De la déception et de la colère. Tels sont les sentiments qu'ont exprimé les militants anti-nucléaires à l’annonce de l'avis rendu lundi par l'Autorité de sûreté nucléaire (ASN), qui a estimé que le réacteur N°1 de la centrale de Fessenheim pouvait être exploité encore 10 ans, sous réserve de travaux.
"C’est quoi cette histoire ?"
"C'est incohérent. Elle est sûre ou elle n'est pas sûre cette centrale? C'est quoi cette histoire?" s'est emporté Jean-Marie Brom, physicien au CNRS et porte-parole du réseau "Sortir du nucléaire". "Ce qui est extraordinaire, c'est qu'on nous dit que des travaux sont nécessaires, mais en attendant la centrale a quand le même droit de continuer pendant deux ans".

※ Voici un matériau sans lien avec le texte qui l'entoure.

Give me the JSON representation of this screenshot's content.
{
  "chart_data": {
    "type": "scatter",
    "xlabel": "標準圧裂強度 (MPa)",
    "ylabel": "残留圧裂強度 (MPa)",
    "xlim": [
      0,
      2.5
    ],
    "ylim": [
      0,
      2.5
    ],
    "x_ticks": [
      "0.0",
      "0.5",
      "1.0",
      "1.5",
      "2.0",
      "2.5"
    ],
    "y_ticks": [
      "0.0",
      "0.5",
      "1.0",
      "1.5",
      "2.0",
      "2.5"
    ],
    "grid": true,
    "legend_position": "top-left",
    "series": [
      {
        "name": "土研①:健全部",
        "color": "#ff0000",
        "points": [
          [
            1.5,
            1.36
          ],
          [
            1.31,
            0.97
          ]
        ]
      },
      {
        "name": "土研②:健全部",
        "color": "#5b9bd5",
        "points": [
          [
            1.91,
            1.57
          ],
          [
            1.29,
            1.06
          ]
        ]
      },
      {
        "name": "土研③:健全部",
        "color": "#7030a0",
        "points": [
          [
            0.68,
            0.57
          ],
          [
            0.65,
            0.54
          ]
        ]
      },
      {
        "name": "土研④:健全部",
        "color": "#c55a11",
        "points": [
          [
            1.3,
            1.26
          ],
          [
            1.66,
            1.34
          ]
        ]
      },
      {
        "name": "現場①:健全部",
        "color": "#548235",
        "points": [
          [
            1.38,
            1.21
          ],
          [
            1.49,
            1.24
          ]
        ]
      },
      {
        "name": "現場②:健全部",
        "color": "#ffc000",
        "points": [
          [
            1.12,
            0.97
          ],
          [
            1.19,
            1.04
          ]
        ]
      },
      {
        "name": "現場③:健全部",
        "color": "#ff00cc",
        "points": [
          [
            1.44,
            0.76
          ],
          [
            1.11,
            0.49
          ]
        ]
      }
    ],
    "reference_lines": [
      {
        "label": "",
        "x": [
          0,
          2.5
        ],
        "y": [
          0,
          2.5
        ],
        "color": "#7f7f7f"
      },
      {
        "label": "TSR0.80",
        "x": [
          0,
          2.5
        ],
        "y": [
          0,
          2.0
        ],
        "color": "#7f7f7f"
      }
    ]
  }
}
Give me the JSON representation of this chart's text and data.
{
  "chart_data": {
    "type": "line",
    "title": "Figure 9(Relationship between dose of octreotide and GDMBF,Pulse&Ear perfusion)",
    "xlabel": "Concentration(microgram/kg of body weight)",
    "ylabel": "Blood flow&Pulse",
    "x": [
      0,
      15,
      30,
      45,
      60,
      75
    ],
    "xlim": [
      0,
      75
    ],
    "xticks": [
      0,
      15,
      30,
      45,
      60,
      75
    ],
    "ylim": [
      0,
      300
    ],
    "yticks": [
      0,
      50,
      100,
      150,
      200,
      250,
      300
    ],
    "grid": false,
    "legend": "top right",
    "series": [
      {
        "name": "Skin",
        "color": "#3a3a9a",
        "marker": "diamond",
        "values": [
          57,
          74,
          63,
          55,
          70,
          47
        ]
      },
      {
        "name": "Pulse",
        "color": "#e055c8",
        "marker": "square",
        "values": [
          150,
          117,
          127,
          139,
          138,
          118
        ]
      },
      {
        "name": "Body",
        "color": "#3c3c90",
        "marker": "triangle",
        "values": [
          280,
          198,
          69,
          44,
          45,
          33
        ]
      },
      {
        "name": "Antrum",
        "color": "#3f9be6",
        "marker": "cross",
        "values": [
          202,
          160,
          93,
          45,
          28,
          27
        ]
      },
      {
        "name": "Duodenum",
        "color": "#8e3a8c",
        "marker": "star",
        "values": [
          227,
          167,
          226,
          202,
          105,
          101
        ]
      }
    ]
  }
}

Jean-Marie Brom estime que l'avis de l'ASN doit être analysé de manière "politique": "ce qui se profile, c'est la fermeture de Fessenheim au prétexte que les travaux seraient trop coûteux à mettre en oeuvre. Fessenheim pourra alors être donnée en pâture à l'opinion pour mieux maintenir le reste du parc nucléaire", affirme-t-il.

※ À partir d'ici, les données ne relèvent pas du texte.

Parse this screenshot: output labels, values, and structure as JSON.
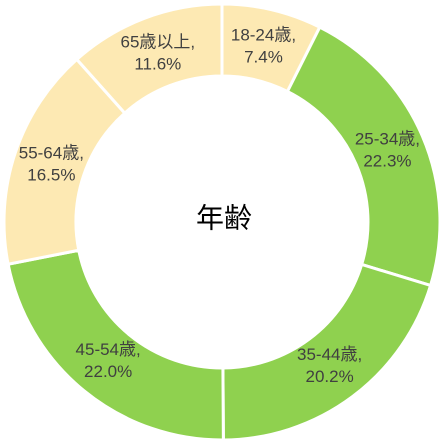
{
  "chart_data": {
    "type": "donut",
    "center_text": "年齢",
    "categories": [
      "18-24歳,",
      "25-34歳,",
      "35-44歳,",
      "45-54歳,",
      "55-64歳,",
      "65歳以上,"
    ],
    "values": [
      7.4,
      22.3,
      20.2,
      22.0,
      16.5,
      11.6
    ],
    "value_labels": [
      "7.4%",
      "22.3%",
      "20.2%",
      "22.0%",
      "16.5%",
      "11.6%"
    ],
    "colors": [
      "#fde9b3",
      "#8fd14f",
      "#8fd14f",
      "#8fd14f",
      "#fde9b3",
      "#fde9b3"
    ]
  }
}
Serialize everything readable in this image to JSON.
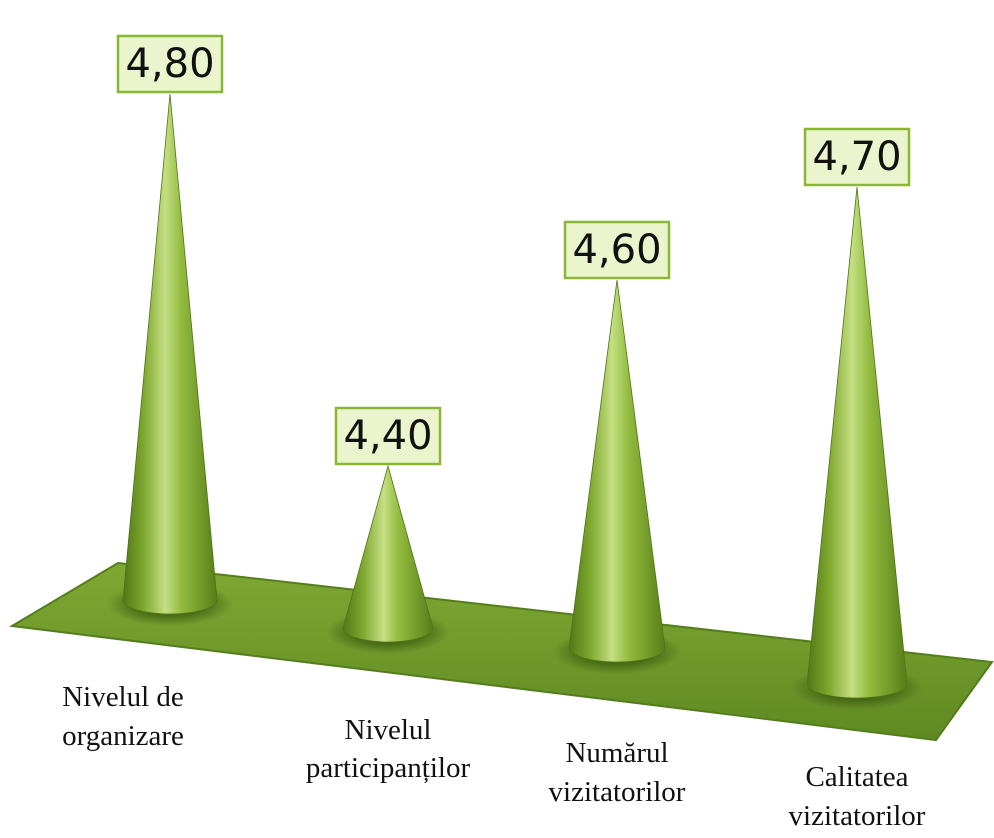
{
  "chart_data": {
    "type": "bar",
    "categories": [
      [
        "Nivelul de",
        "organizare"
      ],
      [
        "Nivelul",
        "participanților"
      ],
      [
        "Numărul",
        "vizitatorilor"
      ],
      [
        "Calitatea",
        "vizitatorilor"
      ]
    ],
    "values": [
      4.8,
      4.4,
      4.6,
      4.7
    ],
    "data_labels": [
      "4,80",
      "4,40",
      "4,60",
      "4,70"
    ],
    "ylim": [
      4.2,
      4.8
    ],
    "grid": false,
    "legend": "none",
    "colors": {
      "cone_dark": "#5f8a1c",
      "cone_mid": "#8fb83a",
      "cone_light": "#c2dd7c",
      "floor": "#6f9a2a",
      "floor_edge": "#4f7418",
      "label_fill": "#eaf5cd",
      "label_border": "#8ab733"
    }
  }
}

"Une insulte à nos voisins européens", pour Lepage
De son côté, l'avocate Corinne Lepage, qui mène le combat judiciaire pour la fermeture de Fessenheim au nom de l'Association trinationale de protection nucléaire (ATPN), a fustigé une "politique de gribouille". "C'est du grand n'importe quoi, et de plus c'est une insulte à tous nos voisins européens", a dit l'ancienne ministre de l'Environnement et actuelle eurodéputée centriste.
"L’arrogance nucléaire française"
Les griefs sont les mêmes chez les écologistes. "Les autorités continuent à rester aveugles au risque que fait courir Fessenheim à la population", a réagi Cécile Duflot, la secrétaire nationale d’EELV. "Cette obstination est d'autant plus surprenante que les voisins Suisses et Allemands ont pris la mesure du risque nucléaire" a-t-elle ajouté.

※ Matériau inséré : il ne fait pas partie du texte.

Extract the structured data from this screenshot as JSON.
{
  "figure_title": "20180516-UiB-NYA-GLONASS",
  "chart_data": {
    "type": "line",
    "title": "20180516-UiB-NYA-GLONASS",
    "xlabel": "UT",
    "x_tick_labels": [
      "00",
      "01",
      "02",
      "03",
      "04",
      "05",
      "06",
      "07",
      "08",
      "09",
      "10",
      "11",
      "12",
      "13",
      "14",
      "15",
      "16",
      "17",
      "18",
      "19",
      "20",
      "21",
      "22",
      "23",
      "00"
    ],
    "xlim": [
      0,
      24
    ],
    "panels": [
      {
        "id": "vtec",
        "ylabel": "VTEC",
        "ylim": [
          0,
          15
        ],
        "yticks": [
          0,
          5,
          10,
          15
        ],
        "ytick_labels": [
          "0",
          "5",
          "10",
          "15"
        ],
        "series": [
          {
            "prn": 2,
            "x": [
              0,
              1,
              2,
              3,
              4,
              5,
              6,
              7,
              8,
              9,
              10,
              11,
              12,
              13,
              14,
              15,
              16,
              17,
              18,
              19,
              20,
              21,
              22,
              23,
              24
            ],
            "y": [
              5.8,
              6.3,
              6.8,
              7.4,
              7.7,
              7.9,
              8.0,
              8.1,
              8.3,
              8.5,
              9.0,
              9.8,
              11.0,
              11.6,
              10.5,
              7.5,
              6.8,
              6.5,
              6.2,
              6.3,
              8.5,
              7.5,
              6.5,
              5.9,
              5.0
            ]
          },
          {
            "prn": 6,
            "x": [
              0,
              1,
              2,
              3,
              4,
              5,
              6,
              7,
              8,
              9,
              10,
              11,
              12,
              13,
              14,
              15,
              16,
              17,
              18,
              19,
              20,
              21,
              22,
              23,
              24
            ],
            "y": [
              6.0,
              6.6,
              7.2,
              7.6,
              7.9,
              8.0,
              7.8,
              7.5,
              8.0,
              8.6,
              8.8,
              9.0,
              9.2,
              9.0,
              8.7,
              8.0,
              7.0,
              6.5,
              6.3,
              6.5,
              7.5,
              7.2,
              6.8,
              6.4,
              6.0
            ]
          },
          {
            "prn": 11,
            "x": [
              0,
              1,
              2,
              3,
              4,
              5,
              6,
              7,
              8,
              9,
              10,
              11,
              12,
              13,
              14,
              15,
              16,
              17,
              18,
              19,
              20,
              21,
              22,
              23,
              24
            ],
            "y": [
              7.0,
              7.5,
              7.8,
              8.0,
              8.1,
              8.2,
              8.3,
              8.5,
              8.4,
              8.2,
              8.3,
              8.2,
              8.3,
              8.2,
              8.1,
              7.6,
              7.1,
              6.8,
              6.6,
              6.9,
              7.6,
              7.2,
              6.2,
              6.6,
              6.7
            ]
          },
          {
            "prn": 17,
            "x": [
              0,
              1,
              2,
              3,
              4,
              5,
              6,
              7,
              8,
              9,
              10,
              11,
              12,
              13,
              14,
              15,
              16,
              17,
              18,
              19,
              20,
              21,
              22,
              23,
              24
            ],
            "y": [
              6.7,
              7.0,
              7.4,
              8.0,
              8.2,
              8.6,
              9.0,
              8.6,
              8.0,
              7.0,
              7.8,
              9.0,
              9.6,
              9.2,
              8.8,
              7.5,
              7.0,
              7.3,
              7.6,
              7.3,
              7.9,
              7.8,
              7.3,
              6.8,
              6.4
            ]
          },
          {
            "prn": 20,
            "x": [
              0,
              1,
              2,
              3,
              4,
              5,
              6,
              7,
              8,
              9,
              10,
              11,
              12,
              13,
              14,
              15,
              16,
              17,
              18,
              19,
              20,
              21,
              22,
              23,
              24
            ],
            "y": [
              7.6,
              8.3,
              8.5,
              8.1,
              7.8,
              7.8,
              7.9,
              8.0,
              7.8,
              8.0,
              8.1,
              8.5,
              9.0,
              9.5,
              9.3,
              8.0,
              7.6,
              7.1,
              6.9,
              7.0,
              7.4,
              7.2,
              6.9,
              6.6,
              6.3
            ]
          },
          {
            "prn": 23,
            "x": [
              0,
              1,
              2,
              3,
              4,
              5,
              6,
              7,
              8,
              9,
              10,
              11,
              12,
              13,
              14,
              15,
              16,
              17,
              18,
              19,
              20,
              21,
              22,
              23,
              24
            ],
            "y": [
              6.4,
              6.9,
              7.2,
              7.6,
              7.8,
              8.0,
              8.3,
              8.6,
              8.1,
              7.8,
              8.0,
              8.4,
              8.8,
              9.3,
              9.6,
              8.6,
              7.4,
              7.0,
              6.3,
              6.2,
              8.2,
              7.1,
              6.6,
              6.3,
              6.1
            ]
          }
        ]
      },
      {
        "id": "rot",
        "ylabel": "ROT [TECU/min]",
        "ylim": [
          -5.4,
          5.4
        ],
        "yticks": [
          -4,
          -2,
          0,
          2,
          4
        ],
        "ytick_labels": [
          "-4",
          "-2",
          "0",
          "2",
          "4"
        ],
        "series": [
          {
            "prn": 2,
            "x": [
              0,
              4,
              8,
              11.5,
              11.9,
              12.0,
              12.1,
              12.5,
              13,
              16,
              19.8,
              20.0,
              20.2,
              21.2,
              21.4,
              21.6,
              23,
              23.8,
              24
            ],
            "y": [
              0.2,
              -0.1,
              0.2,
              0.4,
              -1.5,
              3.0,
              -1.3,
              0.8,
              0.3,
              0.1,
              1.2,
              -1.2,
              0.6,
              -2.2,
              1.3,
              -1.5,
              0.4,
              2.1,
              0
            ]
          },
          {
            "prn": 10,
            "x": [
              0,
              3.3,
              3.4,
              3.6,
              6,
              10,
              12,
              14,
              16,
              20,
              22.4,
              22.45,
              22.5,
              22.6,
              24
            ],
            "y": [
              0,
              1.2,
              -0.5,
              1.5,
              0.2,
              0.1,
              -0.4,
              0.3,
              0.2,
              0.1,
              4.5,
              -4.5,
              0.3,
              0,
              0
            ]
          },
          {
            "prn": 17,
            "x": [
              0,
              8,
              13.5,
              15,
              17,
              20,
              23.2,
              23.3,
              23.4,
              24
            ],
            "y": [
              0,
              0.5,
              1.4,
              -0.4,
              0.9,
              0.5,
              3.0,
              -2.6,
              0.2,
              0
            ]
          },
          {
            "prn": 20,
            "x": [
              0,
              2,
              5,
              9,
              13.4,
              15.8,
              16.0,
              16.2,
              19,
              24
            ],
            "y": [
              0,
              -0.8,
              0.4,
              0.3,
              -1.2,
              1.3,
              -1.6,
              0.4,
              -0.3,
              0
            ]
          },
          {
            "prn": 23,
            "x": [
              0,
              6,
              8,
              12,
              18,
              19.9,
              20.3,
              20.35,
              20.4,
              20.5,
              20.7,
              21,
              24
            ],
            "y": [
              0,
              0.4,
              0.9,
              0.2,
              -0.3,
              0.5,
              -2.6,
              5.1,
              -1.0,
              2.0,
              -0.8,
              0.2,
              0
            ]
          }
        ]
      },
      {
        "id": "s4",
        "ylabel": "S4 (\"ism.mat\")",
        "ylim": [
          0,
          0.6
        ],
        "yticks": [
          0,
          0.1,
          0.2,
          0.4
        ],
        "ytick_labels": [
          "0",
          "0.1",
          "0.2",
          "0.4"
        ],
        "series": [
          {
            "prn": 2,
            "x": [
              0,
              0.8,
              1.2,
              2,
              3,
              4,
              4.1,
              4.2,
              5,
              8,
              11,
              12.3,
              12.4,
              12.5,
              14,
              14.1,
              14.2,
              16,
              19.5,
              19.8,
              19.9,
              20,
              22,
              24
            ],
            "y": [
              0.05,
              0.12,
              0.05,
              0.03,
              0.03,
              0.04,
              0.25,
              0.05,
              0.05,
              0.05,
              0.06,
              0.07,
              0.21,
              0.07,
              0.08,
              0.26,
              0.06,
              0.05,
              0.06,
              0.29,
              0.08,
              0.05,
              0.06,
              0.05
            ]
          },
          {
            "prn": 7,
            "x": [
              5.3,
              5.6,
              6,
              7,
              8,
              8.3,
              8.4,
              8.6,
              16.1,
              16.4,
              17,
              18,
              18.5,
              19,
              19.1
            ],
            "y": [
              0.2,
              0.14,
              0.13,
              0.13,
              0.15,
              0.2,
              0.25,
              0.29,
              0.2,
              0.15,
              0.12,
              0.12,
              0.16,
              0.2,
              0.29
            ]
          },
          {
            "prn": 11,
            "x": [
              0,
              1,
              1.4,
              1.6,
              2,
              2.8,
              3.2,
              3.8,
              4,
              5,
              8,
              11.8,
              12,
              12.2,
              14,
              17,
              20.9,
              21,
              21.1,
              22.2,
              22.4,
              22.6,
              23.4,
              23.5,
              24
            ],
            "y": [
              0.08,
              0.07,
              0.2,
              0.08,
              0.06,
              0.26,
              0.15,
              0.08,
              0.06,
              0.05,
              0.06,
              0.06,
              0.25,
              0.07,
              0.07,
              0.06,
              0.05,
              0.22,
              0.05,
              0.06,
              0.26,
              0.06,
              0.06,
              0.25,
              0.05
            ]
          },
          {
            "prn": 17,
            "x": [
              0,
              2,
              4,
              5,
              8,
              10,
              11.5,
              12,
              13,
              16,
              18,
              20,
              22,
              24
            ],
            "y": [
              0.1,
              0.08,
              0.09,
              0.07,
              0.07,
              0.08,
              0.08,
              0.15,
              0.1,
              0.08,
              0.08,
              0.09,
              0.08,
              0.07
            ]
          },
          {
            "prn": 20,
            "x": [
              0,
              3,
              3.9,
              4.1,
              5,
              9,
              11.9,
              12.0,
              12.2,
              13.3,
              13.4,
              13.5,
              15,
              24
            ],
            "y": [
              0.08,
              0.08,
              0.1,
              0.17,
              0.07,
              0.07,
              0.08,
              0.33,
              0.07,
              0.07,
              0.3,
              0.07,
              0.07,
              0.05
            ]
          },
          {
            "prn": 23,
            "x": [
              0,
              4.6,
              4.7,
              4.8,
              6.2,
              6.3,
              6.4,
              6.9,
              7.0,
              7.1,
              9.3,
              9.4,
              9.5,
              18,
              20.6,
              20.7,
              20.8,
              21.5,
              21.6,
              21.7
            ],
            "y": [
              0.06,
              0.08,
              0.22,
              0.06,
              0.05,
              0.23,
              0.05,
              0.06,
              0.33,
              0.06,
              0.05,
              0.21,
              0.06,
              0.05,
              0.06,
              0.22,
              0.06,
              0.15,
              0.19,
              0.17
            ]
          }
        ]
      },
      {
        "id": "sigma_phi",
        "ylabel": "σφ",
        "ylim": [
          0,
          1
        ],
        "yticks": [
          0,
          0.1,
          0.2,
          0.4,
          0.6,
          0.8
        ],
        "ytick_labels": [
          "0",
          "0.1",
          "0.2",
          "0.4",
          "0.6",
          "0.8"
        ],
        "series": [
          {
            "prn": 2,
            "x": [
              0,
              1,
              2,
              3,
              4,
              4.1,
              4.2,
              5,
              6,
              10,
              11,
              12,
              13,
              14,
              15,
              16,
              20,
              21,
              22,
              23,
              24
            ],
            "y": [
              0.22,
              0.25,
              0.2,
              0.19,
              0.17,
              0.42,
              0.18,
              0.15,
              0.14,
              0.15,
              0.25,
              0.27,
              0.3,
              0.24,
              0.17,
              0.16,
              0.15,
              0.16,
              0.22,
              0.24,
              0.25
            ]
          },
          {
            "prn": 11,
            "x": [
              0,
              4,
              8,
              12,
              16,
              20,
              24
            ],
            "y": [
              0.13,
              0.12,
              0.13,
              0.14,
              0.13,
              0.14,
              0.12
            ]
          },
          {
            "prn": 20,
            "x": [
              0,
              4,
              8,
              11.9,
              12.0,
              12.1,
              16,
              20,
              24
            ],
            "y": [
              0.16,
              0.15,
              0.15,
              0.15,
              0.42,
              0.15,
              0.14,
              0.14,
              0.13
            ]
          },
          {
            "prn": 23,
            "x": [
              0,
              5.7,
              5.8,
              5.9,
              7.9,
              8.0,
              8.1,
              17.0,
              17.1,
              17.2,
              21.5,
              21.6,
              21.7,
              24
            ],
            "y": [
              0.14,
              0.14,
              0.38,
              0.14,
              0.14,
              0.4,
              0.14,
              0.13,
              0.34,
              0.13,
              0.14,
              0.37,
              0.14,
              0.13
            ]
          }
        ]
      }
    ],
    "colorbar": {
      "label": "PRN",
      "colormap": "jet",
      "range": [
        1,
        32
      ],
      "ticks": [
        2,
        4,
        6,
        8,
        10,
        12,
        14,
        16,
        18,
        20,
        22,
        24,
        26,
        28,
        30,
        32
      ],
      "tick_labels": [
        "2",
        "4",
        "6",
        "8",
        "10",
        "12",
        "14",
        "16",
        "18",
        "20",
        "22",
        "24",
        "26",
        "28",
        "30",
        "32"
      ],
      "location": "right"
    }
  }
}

Eva Joly, candidate à la primaire d'EELV, et Yannick Jadot, eurodéputé EELV, ont pour leur part fustigé dans un communiqué "l’arrogance nucléaire française". "En utilisant ses propres critères, l'ASN préfère choisir le moins-disant sécuritaire", regrettent-ils.
Le gouvernement reste prudent
Du côté du gouvernement, on tente en revanche de minimiser la portée de l’avis de l’ASN. "Ce rapport est une étape nécessaire (...), mais en l'occurrence, sur Fessenheim, ce serait une mésinterprétation que d'en conclure que 'ça y est, le gouvernement a décidé de prolonger pour dix ans'. Ce n'est pas le cas", a déclaré Nathalie Kosciusko-Morizet, la ministre de l'Ecologie.